Rússia registra a primeira vacina contra o coronavírus do mundo, anuncia o presidente do país, Vladimir Putin

O Ministério da Saúde da Rússia concedeu a aprovação regulatória para a primeira vacina contra Covid-19 do mundo, desenvolvida pelo Instituto Gamaleya de Moscou, após menos de dois meses de testes em humanos. O anúncio foi feito nesta terça-feira (11) pelo presidente do país, Vladimir Putin.

Ele afirmou que espera que a Rússia comece em breve a produção em massa da vacina, e anunciou que sua filha já recebeu uma dose da substância. Segundo Mikhail Murashko, ministro da Saúde do país, a vacina mostrou eficácia e segurança. Com isso, a pasta prepara uma campanha de vacinação em massa a partir de outubro, quando os testes clínicos desenvolvidos pelo governo estiverem concluídos.

De acordo com uma fonte do governo russo, a base da vacina é um adenovírus, com partes do Sars-Cov2 (causador da Covid-19) para induzir a imunização.
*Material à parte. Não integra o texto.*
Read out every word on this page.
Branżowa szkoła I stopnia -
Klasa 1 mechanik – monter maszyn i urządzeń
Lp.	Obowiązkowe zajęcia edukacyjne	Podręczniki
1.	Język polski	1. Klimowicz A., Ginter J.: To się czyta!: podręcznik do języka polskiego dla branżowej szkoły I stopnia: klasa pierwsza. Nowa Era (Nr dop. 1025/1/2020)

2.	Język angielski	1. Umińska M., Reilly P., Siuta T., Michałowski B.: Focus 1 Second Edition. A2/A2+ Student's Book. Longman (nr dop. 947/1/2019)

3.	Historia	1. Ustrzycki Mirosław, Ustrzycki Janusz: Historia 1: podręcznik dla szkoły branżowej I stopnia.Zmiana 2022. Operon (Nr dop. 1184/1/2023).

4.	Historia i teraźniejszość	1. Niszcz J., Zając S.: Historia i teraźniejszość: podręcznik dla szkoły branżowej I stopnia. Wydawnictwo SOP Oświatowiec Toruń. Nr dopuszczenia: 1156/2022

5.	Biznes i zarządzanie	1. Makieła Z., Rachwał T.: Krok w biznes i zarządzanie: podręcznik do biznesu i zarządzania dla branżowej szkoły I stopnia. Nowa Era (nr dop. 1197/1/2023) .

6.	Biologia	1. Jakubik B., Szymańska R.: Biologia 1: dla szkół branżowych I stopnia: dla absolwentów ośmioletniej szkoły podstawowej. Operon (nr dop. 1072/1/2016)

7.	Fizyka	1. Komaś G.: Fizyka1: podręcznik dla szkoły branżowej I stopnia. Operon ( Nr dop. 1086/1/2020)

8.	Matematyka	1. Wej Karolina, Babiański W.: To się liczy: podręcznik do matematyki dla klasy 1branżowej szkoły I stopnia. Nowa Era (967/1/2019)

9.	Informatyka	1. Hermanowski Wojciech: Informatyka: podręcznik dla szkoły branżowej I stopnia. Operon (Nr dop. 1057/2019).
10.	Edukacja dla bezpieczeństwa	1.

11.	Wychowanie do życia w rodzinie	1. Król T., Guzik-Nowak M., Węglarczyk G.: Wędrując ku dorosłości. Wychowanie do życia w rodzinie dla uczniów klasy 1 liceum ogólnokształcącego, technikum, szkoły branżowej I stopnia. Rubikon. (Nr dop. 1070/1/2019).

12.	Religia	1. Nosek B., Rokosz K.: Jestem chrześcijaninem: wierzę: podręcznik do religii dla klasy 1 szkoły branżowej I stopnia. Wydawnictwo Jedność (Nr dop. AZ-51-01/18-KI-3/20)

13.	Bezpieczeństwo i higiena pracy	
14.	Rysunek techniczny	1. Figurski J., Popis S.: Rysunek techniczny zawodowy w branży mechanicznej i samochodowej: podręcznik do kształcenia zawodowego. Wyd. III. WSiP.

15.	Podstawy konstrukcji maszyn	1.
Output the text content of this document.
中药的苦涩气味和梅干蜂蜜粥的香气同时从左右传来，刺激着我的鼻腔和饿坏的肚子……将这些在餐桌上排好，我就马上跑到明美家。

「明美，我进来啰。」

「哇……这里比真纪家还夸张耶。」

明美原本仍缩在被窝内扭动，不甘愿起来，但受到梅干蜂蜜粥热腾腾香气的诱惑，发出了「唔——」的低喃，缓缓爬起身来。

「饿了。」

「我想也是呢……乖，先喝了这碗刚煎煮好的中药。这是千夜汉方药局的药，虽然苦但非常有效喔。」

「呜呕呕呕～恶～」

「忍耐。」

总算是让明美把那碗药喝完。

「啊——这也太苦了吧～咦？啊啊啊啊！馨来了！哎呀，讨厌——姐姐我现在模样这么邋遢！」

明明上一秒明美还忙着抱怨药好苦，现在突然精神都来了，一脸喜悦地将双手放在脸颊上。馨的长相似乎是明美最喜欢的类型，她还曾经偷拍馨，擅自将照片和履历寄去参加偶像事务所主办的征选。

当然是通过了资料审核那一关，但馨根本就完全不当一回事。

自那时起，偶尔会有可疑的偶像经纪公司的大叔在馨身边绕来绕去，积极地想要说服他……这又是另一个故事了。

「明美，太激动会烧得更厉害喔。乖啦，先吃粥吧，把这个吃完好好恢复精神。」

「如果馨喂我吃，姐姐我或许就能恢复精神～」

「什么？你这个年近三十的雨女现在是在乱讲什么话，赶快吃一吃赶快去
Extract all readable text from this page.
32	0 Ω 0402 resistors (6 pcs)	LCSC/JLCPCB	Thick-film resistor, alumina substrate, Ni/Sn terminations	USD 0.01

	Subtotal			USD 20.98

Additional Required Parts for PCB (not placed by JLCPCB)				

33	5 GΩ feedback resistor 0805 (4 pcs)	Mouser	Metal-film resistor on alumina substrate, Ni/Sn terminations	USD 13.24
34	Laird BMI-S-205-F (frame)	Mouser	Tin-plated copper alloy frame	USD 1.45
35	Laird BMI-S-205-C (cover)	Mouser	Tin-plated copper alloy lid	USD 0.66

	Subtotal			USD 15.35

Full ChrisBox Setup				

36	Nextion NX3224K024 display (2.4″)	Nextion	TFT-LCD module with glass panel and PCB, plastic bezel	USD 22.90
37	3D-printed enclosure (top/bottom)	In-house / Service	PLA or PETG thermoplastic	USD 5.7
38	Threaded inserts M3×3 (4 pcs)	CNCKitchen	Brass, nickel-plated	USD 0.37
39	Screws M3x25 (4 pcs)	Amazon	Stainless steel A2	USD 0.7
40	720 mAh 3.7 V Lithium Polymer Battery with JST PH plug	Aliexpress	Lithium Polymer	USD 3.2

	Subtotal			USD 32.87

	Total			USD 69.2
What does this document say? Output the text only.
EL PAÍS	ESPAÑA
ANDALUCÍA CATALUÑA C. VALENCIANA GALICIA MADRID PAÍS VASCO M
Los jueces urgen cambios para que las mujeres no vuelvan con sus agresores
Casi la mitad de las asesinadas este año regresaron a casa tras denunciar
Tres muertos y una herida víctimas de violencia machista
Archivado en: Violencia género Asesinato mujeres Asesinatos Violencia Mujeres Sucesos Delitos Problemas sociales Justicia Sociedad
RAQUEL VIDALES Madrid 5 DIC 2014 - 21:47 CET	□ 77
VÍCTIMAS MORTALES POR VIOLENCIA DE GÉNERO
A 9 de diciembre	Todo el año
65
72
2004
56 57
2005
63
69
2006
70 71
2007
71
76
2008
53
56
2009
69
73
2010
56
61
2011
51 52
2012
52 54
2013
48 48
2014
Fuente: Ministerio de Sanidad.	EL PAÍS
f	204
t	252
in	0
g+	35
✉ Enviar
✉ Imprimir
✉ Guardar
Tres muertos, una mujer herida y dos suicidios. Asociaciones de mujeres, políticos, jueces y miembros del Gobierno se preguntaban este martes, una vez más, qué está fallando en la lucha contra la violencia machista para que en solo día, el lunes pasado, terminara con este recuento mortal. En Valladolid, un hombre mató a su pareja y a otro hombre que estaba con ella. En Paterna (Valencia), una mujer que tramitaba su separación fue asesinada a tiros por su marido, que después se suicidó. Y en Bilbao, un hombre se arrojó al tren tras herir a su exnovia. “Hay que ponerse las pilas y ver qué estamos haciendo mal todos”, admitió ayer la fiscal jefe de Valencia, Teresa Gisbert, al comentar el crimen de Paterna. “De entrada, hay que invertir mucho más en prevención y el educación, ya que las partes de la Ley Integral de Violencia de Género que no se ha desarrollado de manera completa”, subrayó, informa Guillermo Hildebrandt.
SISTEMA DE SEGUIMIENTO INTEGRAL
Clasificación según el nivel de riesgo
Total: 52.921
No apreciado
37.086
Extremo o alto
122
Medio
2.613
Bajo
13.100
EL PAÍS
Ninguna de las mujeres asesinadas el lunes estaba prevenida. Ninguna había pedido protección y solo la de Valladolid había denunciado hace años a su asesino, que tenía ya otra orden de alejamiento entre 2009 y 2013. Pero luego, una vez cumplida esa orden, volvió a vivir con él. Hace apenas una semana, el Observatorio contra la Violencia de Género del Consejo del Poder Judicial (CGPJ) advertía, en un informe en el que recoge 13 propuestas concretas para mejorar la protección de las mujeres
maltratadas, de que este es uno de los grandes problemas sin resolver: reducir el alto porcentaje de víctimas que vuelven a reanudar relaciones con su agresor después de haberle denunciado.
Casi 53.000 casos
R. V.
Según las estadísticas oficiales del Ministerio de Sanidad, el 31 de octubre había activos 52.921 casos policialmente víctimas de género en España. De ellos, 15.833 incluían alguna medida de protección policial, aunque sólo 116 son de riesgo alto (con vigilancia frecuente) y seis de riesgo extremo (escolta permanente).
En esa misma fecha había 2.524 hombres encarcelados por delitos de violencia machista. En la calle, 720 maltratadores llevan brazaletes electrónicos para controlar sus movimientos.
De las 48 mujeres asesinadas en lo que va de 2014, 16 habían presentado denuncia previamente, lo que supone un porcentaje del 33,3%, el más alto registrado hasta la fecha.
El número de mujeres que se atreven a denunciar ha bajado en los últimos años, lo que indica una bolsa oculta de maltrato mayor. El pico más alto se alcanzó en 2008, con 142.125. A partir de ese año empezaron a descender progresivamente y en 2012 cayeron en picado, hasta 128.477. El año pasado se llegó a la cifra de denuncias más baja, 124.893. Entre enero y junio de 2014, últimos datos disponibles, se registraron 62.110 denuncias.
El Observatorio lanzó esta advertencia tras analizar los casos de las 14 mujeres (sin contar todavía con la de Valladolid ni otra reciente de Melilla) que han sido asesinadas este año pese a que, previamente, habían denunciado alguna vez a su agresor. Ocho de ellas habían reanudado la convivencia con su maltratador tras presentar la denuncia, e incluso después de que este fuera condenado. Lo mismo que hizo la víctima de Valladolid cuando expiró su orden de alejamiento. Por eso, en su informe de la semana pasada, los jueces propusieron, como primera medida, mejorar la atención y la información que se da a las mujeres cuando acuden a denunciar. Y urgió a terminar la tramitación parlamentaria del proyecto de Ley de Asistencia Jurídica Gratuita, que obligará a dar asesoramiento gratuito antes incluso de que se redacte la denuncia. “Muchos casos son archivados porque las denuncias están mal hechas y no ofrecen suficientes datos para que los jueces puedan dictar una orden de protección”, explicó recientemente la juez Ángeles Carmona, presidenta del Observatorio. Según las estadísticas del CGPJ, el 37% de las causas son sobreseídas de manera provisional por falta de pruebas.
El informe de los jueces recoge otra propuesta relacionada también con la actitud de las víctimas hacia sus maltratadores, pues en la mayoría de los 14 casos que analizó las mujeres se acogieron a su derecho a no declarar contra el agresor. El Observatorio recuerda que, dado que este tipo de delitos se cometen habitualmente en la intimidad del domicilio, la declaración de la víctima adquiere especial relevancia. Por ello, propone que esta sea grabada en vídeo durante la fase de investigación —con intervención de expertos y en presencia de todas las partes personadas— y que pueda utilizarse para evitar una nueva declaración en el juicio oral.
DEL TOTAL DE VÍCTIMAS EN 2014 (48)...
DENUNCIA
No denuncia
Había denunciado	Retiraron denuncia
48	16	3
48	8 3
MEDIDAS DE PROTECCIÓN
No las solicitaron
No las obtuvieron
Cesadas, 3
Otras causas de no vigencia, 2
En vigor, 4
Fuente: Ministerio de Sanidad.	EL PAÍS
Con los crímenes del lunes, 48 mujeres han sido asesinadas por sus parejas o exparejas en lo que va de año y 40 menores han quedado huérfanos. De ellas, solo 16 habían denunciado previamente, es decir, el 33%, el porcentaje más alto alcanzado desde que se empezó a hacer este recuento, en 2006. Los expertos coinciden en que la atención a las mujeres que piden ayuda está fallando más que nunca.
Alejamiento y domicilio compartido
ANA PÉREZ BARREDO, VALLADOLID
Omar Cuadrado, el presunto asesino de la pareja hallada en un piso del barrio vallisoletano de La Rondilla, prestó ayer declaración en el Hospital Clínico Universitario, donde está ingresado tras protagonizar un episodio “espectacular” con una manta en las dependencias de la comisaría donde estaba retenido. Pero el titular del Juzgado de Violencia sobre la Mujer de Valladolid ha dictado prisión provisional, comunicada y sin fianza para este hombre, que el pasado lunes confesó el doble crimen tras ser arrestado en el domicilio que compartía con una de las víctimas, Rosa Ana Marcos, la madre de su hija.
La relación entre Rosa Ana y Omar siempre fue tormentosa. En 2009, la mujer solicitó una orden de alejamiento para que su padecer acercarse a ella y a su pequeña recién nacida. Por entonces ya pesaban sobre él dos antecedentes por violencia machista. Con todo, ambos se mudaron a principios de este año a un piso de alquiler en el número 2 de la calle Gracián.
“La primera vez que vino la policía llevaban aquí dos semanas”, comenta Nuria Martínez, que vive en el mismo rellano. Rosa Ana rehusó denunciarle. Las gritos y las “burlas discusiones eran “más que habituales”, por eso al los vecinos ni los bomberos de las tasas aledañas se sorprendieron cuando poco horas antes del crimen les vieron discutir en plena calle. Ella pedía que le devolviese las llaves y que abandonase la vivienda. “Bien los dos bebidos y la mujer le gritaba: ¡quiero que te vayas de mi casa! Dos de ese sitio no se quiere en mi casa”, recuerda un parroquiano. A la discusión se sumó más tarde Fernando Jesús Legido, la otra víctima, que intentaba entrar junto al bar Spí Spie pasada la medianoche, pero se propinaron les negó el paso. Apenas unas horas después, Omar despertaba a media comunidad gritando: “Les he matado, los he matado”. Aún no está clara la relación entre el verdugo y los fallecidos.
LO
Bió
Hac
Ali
Na sexta-feira (07), o governo russo anunciou que registraria nesta semana a substância, cujo desenvolvimento é financiado pelo RDIF (Fundo de Investimentos Diretos da Rússia), fundo soberano do país.

Testes clínicos

O secretário de imprensa do RDIF, Arseny Palagin, explicou que a partir do momento que a vacina for registrada, ela poderá ser aplicada em médicos e integrantes de grupos de risco. “Se ela comprovar sua eficácia em grandes grupos de pessoas, depois já poderá ser usada para a vacinação em massa”, disse.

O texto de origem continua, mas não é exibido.